12 thoughts on “Tiny 3D Printed Gaming PC Contains Real Retro Hardware

        1. That’s a bit of an understatement, I believe. It depends on several factors, such as speed of ISA bus (overclocked yes/no?), amount of external cache, CPU cache (write back or write through), DOS memory managers (V86 yes/no?), 486 CPU generation (has VME yes/no?) etc.

          My humble 286 16MHz (10 MHz ISA bus) and an OAK-067 has 10fps in Superscape Benchmark 1.0c (uses VGA mode 13h at 320×200 256c).

          A 486 is not a 486. They go from 16 MHz to 100 MHz, with Pentium Overdrive CPUs being available, too.

          The 486DX2-66 was a classic, in the same hall of fame as the 386DX-40, the 286-12 or those 8MHz Turbo XTs with NEC V20s.

          1. *Typo. 10 MHz 286, I meant. The bus runs at CPU speed in that PC of mine.

            What’s also important, the type of VGA graphics card model and its revision.

            Some models like ET-4000 have a FiFo buffer than can make better use of ISAs limited bandwith.

            That’s why the ET-4000 was well supported by the demoscene, for example.

            Then there are later models with VBE in BIOS or 2D accelerator functions (useful for GUIs).

            On the downside, the late models like ET-4000/W32 had lost emulation modes for CGA/EGA/MGA and hi-res text-modes that could be enabled via mode utility.

            The old models also had device drivers available for GEM3, Windows 2.x, Orcad, Generic CAD, OS/2 v1.x and so on.

            That’s when you realize that FPS aren’t everything.

          2. I think you missed the post I was replying to:

            >>This can run Quake just fine too

            >Not really. 486 with ISA graphics means 1-4 fps.

            Besides computer from the video is broken or misconfigured, its way to slow for the specs.

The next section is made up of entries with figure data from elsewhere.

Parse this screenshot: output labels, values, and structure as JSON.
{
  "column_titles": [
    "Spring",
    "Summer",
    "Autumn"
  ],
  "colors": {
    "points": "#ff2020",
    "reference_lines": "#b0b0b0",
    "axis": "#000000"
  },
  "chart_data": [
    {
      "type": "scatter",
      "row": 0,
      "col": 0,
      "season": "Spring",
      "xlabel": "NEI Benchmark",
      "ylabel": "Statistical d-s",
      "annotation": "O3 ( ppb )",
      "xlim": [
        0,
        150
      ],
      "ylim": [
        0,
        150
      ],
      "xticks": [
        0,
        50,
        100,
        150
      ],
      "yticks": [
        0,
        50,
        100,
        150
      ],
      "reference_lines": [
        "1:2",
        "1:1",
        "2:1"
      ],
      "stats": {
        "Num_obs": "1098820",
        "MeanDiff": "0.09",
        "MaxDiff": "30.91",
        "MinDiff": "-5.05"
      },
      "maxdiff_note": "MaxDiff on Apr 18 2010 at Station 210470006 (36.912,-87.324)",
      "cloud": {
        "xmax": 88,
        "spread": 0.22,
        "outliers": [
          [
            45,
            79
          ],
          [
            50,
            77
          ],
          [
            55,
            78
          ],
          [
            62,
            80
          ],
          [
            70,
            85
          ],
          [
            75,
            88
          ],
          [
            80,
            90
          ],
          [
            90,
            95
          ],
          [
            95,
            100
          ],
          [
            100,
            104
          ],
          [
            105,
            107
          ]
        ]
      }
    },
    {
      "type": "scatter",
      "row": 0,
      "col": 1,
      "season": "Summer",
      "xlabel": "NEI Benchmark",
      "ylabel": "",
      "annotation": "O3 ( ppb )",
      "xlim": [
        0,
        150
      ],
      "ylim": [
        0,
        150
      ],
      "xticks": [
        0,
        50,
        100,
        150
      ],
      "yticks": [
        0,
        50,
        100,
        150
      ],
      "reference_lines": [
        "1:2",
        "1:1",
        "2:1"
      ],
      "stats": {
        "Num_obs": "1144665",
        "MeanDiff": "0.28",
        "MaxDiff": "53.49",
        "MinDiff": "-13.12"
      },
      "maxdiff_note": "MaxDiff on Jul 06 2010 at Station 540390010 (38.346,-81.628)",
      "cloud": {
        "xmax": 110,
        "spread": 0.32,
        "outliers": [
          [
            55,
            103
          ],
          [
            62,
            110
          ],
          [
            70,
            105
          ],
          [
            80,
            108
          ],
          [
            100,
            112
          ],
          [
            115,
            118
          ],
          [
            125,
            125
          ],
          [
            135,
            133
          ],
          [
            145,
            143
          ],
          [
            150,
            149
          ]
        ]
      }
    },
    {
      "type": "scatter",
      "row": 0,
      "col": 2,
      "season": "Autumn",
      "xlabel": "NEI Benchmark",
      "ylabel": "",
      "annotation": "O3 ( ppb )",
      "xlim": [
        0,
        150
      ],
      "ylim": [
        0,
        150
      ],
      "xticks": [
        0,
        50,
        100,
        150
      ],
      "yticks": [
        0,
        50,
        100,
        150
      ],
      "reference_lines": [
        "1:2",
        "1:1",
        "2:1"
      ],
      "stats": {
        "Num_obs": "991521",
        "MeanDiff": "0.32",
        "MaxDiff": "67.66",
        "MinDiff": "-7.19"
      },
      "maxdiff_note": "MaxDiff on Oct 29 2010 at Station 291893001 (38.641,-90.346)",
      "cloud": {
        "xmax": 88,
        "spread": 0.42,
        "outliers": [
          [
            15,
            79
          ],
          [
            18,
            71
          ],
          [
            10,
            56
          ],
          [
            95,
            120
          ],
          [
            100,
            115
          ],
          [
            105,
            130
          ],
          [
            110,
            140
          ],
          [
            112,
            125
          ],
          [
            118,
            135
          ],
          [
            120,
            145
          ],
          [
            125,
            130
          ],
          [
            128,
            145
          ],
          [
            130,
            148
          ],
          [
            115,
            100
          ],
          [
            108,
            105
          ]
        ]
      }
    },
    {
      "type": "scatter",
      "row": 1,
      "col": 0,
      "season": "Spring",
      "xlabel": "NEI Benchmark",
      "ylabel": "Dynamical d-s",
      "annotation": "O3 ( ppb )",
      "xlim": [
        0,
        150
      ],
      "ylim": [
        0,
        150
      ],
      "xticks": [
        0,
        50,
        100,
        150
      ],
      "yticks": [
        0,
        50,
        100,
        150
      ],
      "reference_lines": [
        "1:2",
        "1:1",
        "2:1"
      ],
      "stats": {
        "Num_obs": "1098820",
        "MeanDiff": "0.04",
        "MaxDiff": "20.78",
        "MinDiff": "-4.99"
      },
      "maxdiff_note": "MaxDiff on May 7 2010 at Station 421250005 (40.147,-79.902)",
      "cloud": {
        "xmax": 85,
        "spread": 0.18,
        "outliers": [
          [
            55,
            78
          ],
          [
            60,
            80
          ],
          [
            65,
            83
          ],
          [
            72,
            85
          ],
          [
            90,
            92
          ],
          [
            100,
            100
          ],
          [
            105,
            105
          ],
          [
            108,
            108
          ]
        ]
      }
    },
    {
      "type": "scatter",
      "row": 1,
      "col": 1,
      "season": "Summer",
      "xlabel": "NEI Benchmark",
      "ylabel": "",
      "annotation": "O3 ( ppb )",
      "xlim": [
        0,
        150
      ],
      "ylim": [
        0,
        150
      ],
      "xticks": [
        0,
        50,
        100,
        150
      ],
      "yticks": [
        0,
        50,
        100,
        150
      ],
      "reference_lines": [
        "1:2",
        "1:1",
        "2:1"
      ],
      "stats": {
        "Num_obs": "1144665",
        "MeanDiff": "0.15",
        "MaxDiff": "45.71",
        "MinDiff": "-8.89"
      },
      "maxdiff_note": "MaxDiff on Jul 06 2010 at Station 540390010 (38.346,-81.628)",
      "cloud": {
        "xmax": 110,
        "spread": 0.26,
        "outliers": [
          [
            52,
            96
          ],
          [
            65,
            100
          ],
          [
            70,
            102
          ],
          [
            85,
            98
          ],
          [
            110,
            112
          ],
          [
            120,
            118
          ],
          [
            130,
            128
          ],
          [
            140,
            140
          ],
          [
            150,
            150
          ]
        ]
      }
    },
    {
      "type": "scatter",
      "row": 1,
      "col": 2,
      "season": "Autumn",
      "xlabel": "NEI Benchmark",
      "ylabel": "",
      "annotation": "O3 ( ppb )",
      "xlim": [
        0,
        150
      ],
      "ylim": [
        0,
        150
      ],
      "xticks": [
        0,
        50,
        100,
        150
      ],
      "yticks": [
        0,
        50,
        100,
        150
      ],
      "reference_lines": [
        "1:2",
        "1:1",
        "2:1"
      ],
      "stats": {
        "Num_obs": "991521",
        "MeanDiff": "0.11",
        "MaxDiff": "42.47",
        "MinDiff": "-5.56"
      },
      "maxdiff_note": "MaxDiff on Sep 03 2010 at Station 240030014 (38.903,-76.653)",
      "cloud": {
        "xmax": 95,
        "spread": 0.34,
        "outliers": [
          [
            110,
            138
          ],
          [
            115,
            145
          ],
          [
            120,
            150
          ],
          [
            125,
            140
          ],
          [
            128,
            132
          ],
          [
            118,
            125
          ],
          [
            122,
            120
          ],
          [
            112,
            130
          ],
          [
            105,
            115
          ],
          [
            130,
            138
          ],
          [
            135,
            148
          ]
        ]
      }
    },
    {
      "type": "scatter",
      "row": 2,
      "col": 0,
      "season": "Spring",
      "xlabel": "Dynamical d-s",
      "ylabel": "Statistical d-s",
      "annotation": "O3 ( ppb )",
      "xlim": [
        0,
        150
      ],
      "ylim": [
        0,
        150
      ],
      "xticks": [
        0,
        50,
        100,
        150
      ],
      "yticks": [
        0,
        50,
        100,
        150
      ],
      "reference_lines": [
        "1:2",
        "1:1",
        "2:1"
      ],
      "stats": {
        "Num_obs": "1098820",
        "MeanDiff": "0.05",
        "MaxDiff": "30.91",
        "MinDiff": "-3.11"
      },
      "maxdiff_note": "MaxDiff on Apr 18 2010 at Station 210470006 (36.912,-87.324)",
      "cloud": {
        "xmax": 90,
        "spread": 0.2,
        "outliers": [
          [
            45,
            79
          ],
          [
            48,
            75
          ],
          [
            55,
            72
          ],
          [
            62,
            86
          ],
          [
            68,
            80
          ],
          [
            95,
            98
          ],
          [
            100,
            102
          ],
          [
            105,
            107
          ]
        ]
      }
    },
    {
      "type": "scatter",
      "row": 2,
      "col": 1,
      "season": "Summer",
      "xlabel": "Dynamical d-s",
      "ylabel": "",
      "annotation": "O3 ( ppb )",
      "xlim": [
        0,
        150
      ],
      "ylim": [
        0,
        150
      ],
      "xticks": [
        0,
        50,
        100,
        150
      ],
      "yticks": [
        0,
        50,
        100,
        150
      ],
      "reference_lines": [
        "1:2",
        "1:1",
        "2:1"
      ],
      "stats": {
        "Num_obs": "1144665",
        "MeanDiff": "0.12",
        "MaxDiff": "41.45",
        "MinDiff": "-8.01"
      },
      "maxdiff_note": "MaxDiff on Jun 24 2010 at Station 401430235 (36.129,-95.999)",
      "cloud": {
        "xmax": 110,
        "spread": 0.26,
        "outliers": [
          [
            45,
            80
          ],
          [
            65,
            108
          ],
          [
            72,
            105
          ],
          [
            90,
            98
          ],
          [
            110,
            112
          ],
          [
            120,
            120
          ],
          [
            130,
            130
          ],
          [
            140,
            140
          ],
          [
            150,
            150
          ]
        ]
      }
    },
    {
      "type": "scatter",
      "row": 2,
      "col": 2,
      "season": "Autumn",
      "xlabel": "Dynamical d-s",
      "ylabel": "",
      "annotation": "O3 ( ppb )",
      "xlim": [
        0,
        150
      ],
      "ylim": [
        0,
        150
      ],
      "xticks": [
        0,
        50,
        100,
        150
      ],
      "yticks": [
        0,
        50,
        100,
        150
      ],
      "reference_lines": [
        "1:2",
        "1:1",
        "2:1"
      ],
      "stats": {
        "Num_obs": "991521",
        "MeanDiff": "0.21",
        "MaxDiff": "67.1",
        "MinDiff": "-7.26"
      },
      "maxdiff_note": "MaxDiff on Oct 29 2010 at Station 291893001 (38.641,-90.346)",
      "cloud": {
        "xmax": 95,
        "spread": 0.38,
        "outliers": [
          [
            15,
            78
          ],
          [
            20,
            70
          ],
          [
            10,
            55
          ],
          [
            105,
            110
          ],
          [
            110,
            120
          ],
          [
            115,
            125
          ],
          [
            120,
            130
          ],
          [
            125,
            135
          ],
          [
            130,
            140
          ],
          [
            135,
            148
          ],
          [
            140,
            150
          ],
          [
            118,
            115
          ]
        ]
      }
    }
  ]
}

And Yes fps is everything for a retro gaming computer.

    1. Just having fun? Expanding knowledge on using CAD to design with an interesting item to have at the end of it? Giving old hardware that may have just sat on a shelf, or been trashed, a chance to educate future generations on how this worked “back in the good old days”? I’m sure I am missing a fair few other possible reasons.